Gone are the days when teachers have to rely on the limited selection of paper-bound “readers” for supplementary material like primary documents or scholarly articles. There’s a plethora of sources on the web, and Google’s specialized searches make it easier than ever to find what you want.
If you’re looking for past news articles, Google News Timeline provides a fun and intuitive way to search. Simply enter a year, month, and even day to see news articles published on that date. You can then refine your search by entering a subject and clicking “add more queries” to select a type of media like newspapers or magazines. The best thing about News Timeline, however, is the easy-to-use display that arranges the results chronologically. The example above is the result of searching Time Magazine exactly 30 years ago. Clicking an issue took me to Time’s page where the full articles were available. Using News Timeline I’ve found articles as far back as the early 1800s, and in some ways the older ones are the best because you get an image of the original print!

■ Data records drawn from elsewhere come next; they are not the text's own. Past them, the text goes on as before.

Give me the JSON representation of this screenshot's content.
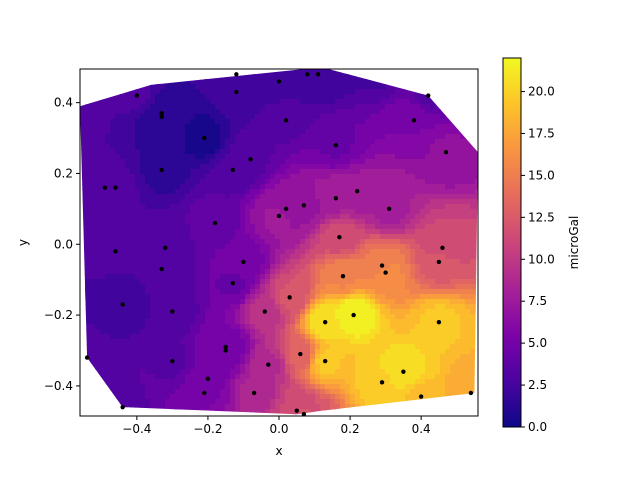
{
  "chart_data": {
    "type": "contour",
    "title": "",
    "xlabel": "x",
    "ylabel": "y",
    "xlim": [
      -0.56,
      0.56
    ],
    "ylim": [
      -0.485,
      0.495
    ],
    "xticks": [
      -0.4,
      -0.2,
      0.0,
      0.2,
      0.4
    ],
    "xtick_labels": [
      "−0.4",
      "−0.2",
      "0.0",
      "0.2",
      "0.4"
    ],
    "yticks": [
      -0.4,
      -0.2,
      0.0,
      0.2,
      0.4
    ],
    "ytick_labels": [
      "−0.4",
      "−0.2",
      "0.0",
      "0.2",
      "0.4"
    ],
    "colormap": "plasma",
    "colorbar": {
      "label": "microGal",
      "range": [
        0.0,
        22.0
      ],
      "ticks": [
        0.0,
        2.5,
        5.0,
        7.5,
        10.0,
        12.5,
        15.0,
        17.5,
        20.0
      ],
      "tick_labels": [
        "0.0",
        "2.5",
        "5.0",
        "7.5",
        "10.0",
        "12.5",
        "15.0",
        "17.5",
        "20.0"
      ]
    },
    "grid": false,
    "hull": [
      [
        -0.56,
        0.39
      ],
      [
        -0.36,
        0.45
      ],
      [
        0.12,
        0.5
      ],
      [
        0.42,
        0.42
      ],
      [
        0.56,
        0.26
      ],
      [
        0.55,
        -0.42
      ],
      [
        0.12,
        -0.47
      ],
      [
        0.05,
        -0.48
      ],
      [
        -0.44,
        -0.46
      ],
      [
        -0.54,
        -0.32
      ],
      [
        -0.56,
        0.39
      ]
    ],
    "stations": [
      {
        "x": -0.57,
        "y": 0.4,
        "g": 3.5
      },
      {
        "x": -0.4,
        "y": 0.42,
        "g": 3.0
      },
      {
        "x": -0.12,
        "y": 0.48,
        "g": 2.5
      },
      {
        "x": 0.0,
        "y": 0.46,
        "g": 2.0
      },
      {
        "x": 0.08,
        "y": 0.48,
        "g": 2.0
      },
      {
        "x": 0.11,
        "y": 0.48,
        "g": 2.0
      },
      {
        "x": 0.28,
        "y": 0.5,
        "g": 2.5
      },
      {
        "x": 0.42,
        "y": 0.42,
        "g": 3.5
      },
      {
        "x": 0.38,
        "y": 0.35,
        "g": 5.5
      },
      {
        "x": 0.47,
        "y": 0.26,
        "g": 6.5
      },
      {
        "x": -0.12,
        "y": 0.43,
        "g": 2.0
      },
      {
        "x": -0.33,
        "y": 0.37,
        "g": 1.5
      },
      {
        "x": -0.33,
        "y": 0.36,
        "g": 1.0
      },
      {
        "x": -0.21,
        "y": 0.3,
        "g": 0.5
      },
      {
        "x": 0.02,
        "y": 0.35,
        "g": 3.5
      },
      {
        "x": 0.16,
        "y": 0.28,
        "g": 4.5
      },
      {
        "x": -0.08,
        "y": 0.24,
        "g": 3.5
      },
      {
        "x": -0.13,
        "y": 0.21,
        "g": 3.0
      },
      {
        "x": -0.33,
        "y": 0.21,
        "g": 1.5
      },
      {
        "x": -0.49,
        "y": 0.16,
        "g": 3.0
      },
      {
        "x": -0.46,
        "y": 0.16,
        "g": 3.0
      },
      {
        "x": 0.07,
        "y": 0.11,
        "g": 7.0
      },
      {
        "x": 0.16,
        "y": 0.13,
        "g": 8.0
      },
      {
        "x": 0.22,
        "y": 0.15,
        "g": 7.5
      },
      {
        "x": 0.31,
        "y": 0.1,
        "g": 8.0
      },
      {
        "x": -0.0,
        "y": 0.08,
        "g": 7.5
      },
      {
        "x": 0.02,
        "y": 0.1,
        "g": 7.0
      },
      {
        "x": -0.18,
        "y": 0.06,
        "g": 4.0
      },
      {
        "x": -0.32,
        "y": -0.01,
        "g": 3.0
      },
      {
        "x": -0.46,
        "y": -0.02,
        "g": 3.0
      },
      {
        "x": 0.17,
        "y": 0.02,
        "g": 11.5
      },
      {
        "x": 0.46,
        "y": -0.01,
        "g": 11.0
      },
      {
        "x": -0.1,
        "y": -0.05,
        "g": 5.0
      },
      {
        "x": -0.33,
        "y": -0.07,
        "g": 3.0
      },
      {
        "x": 0.29,
        "y": -0.06,
        "g": 15.0
      },
      {
        "x": 0.3,
        "y": -0.08,
        "g": 16.0
      },
      {
        "x": 0.45,
        "y": -0.05,
        "g": 12.5
      },
      {
        "x": 0.18,
        "y": -0.09,
        "g": 15.5
      },
      {
        "x": -0.13,
        "y": -0.11,
        "g": 4.5
      },
      {
        "x": 0.03,
        "y": -0.15,
        "g": 12.0
      },
      {
        "x": -0.44,
        "y": -0.17,
        "g": 2.0
      },
      {
        "x": -0.3,
        "y": -0.19,
        "g": 3.0
      },
      {
        "x": -0.04,
        "y": -0.19,
        "g": 9.5
      },
      {
        "x": 0.21,
        "y": -0.2,
        "g": 22.0
      },
      {
        "x": 0.13,
        "y": -0.22,
        "g": 21.0
      },
      {
        "x": 0.45,
        "y": -0.22,
        "g": 19.5
      },
      {
        "x": -0.15,
        "y": -0.29,
        "g": 5.0
      },
      {
        "x": -0.15,
        "y": -0.3,
        "g": 5.0
      },
      {
        "x": 0.06,
        "y": -0.31,
        "g": 13.0
      },
      {
        "x": 0.13,
        "y": -0.33,
        "g": 19.5
      },
      {
        "x": -0.3,
        "y": -0.33,
        "g": 3.5
      },
      {
        "x": -0.03,
        "y": -0.34,
        "g": 9.0
      },
      {
        "x": -0.54,
        "y": -0.32,
        "g": 3.0
      },
      {
        "x": 0.35,
        "y": -0.36,
        "g": 21.0
      },
      {
        "x": -0.2,
        "y": -0.38,
        "g": 5.0
      },
      {
        "x": 0.29,
        "y": -0.39,
        "g": 20.0
      },
      {
        "x": -0.07,
        "y": -0.42,
        "g": 8.5
      },
      {
        "x": -0.21,
        "y": -0.42,
        "g": 5.5
      },
      {
        "x": 0.4,
        "y": -0.43,
        "g": 19.0
      },
      {
        "x": 0.54,
        "y": -0.42,
        "g": 17.5
      },
      {
        "x": -0.44,
        "y": -0.46,
        "g": 3.5
      },
      {
        "x": 0.05,
        "y": -0.47,
        "g": 11.0
      },
      {
        "x": 0.07,
        "y": -0.48,
        "g": 12.0
      }
    ]
  }
}
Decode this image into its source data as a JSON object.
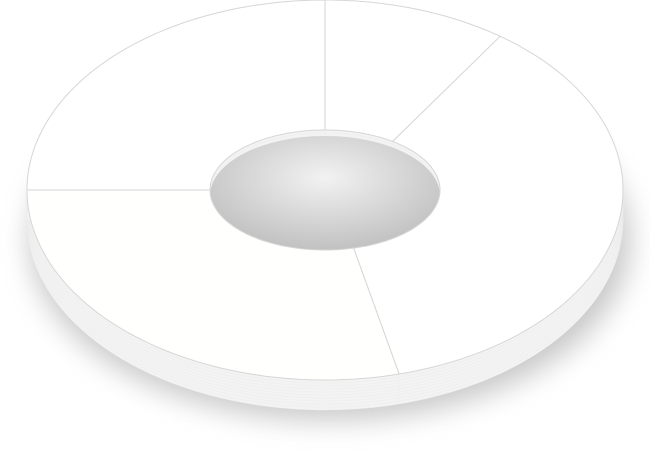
{
  "chart_data": {
    "type": "pie",
    "donut": true,
    "three_d": true,
    "values": [
      10,
      36,
      29,
      25
    ],
    "colors": [
      "#ffffff",
      "#ffffff",
      "#fffffd",
      "#ffffff"
    ],
    "start_angle": 90,
    "clockwise": true
  }
}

Another source for high-quality readings is Google Scholar. It searches publications like academic journals, public domain books, and court opinions. The options give you the same ability as News Timeline to refine your search by subject, author, and date. For some of the results, only an abstract is available, but for many you can read the full text. My Scholar search for works about Emily Dickinson published since 2000 yielded an entire book of academic reviews and several journal abstracts.
These search engines can open more options for you and your students as alternatives to textbook readings. Historical articles from News Timeline can give a perspective from a different time period, while Scholar can ensure that you keep up with recent developments.